27歳で失明した著者の郡司さんは元来犬嫌いでした。
でも母親になりたい!という希望をかなえる為 盲導犬とパートナーを組むことを決意し訓練所に通い始めます。
そこで郡司さんは黒のラブラドールのベルナと出逢います。
盲導犬はひとたびハーネスをつけるとしっかりと「仕事だ」と自覚し、例え自分が心無い他人にタバコの火を押し付けられようと一切吠えない、ただ我慢しパートナーの誘導を最優先するのです。
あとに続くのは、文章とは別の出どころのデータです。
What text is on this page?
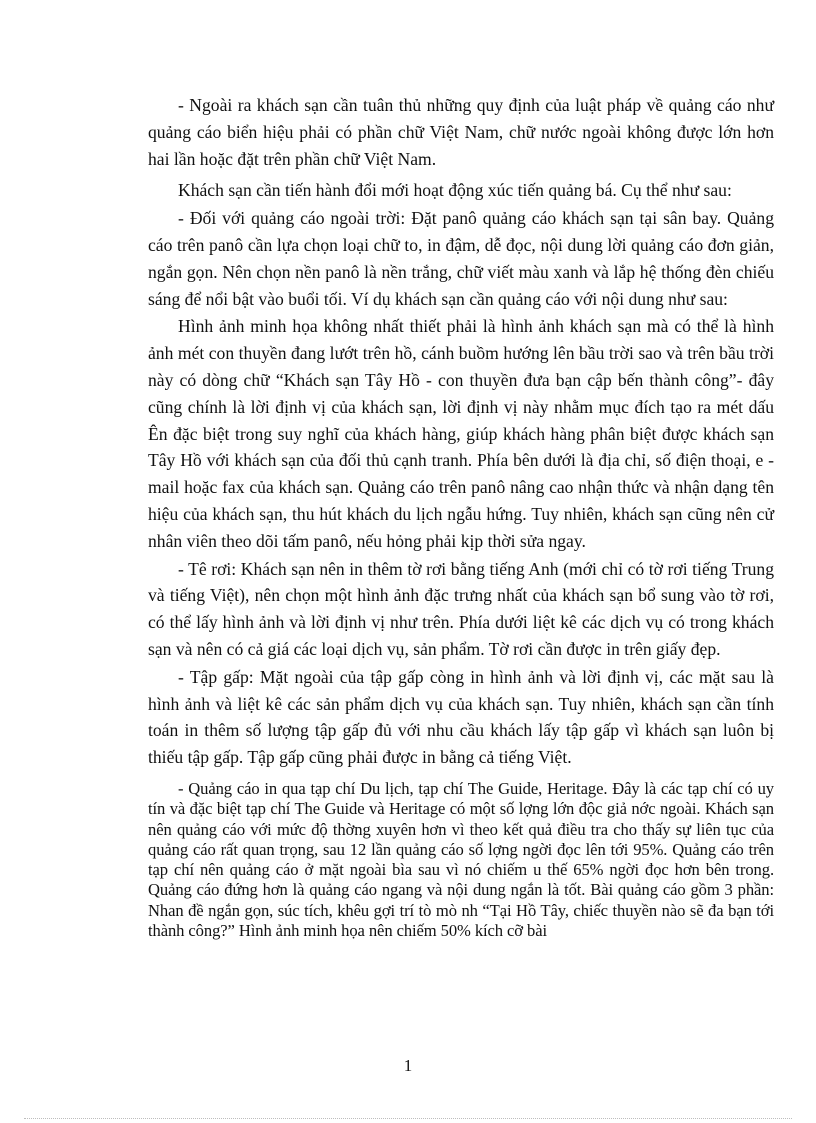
- Ngoài ra khách sạn cần tuân thủ những quy định của luật pháp về quảng cáo như quảng cáo biển hiệu phải có phần chữ Việt Nam, chữ nước ngoài không được lớn hơn hai lần hoặc đặt trên phần chữ Việt Nam.

Khách sạn cần tiến hành đổi mới hoạt động xúc tiến quảng bá. Cụ thể như sau:

- Đối với quảng cáo ngoài trời: Đặt panô quảng cáo khách sạn tại sân bay. Quảng cáo trên panô cần lựa chọn loại chữ to, in đậm, dễ đọc, nội dung lời quảng cáo đơn giản, ngắn gọn. Nên chọn nền panô là nền trắng, chữ viết màu xanh và lắp hệ thống đèn chiếu sáng để nổi bật vào buổi tối. Ví dụ khách sạn cần quảng cáo với nội dung như sau:

Hình ảnh minh họa không nhất thiết phải là hình ảnh khách sạn mà có thể là hình ảnh mét con thuyền đang lướt trên hồ, cánh buồm hướng lên bầu trời sao và trên bầu trời này có dòng chữ “Khách sạn Tây Hồ - con thuyền đưa bạn cập bến thành công”- đây cũng chính là lời định vị của khách sạn, lời định vị này nhằm mục đích tạo ra mét dấu Ên đặc biệt trong suy nghĩ của khách hàng, giúp khách hàng phân biệt được khách sạn Tây Hồ với khách sạn của đối thủ cạnh tranh. Phía bên dưới là địa chỉ, số điện thoại, e - mail hoặc fax của khách sạn. Quảng cáo trên panô nâng cao nhận thức và nhận dạng tên hiệu của khách sạn, thu hút khách du lịch ngẫu hứng. Tuy nhiên, khách sạn cũng nên cử nhân viên theo dõi tấm panô, nếu hỏng phải kịp thời sửa ngay.

- Tê rơi: Khách sạn nên in thêm tờ rơi bằng tiếng Anh (mới chỉ có tờ rơi tiếng Trung và tiếng Việt), nên chọn một hình ảnh đặc trưng nhất của khách sạn bổ sung vào tờ rơi, có thể lấy hình ảnh và lời định vị như trên. Phía dưới liệt kê các dịch vụ có trong khách sạn và nên có cả giá các loại dịch vụ, sản phẩm. Tờ rơi cần được in trên giấy đẹp.

- Tập gấp: Mặt ngoài của tập gấp còng in hình ảnh và lời định vị, các mặt sau là hình ảnh và liệt kê các sản phẩm dịch vụ của khách sạn. Tuy nhiên, khách sạn cần tính toán in thêm số lượng tập gấp đủ với nhu cầu khách lấy tập gấp vì khách sạn luôn bị thiếu tập gấp. Tập gấp cũng phải được in bằng cả tiếng Việt.

- Quảng cáo in qua tạp chí Du lịch, tạp chí The Guide, Heritage. Đây là các tạp chí có uy tín và đặc biệt tạp chí The Guide và Heritage có một số lợng lớn độc giả nớc ngoài. Khách sạn nên quảng cáo với mức độ thờng xuyên hơn vì theo kết quả điều tra cho thấy sự liên tục của quảng cáo rất quan trọng, sau 12 lần quảng cáo số lợng ngời đọc lên tới 95%. Quảng cáo trên tạp chí nên quảng cáo ở mặt ngoài bìa sau vì nó chiếm u thế 65% ngời đọc hơn bên trong. Quảng cáo đứng hơn là quảng cáo ngang và nội dung ngắn là tốt. Bài quảng cáo gồm 3 phần: Nhan đề ngắn gọn, súc tích, khêu gợi trí tò mò nh “Tại Hồ Tây, chiếc thuyền nào sẽ đa bạn tới thành công?” Hình ảnh minh họa nên chiếm 50% kích cỡ bài

1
そのベルナの姿勢を郡司さんが肌で感じた時にぐっとふたりの距離が縮まり、信頼関係が芽生えていったのだろうと思います。
ベルナと過ごして程なく郡司さんは待望の赤ちゃん、幹太くんに恵まれます。
ベルナは幹太くんの成長にも大いに欠かせない存在。
ハイハイをはじめたばかりの幹太くんはちっともじっとしていない、そんな幹太くんの動きをベルナはお姉さんのように優しく見守り、目の見えない郡司さんの目となり郡司さんを助けるのです。
でも小さい幹太くんの世話に明け暮れる郡司さんに構ってもらえないからかベルナは時々イタズラをしたりして気を引いたりするのがまさに第二子にお母さんをとられて赤ちゃんがえりをする長子みたいで、笑ってしまいます。
しかし、幹太くんが成長するにつれてベルナは老いてゆく。
白内障と老衰と闘うベルナと郡司さんの姿はウルウルものです。
犬は感情が豊かだとは聞いていたけれど
こんなにもなのか!と驚きしきり、、、でした。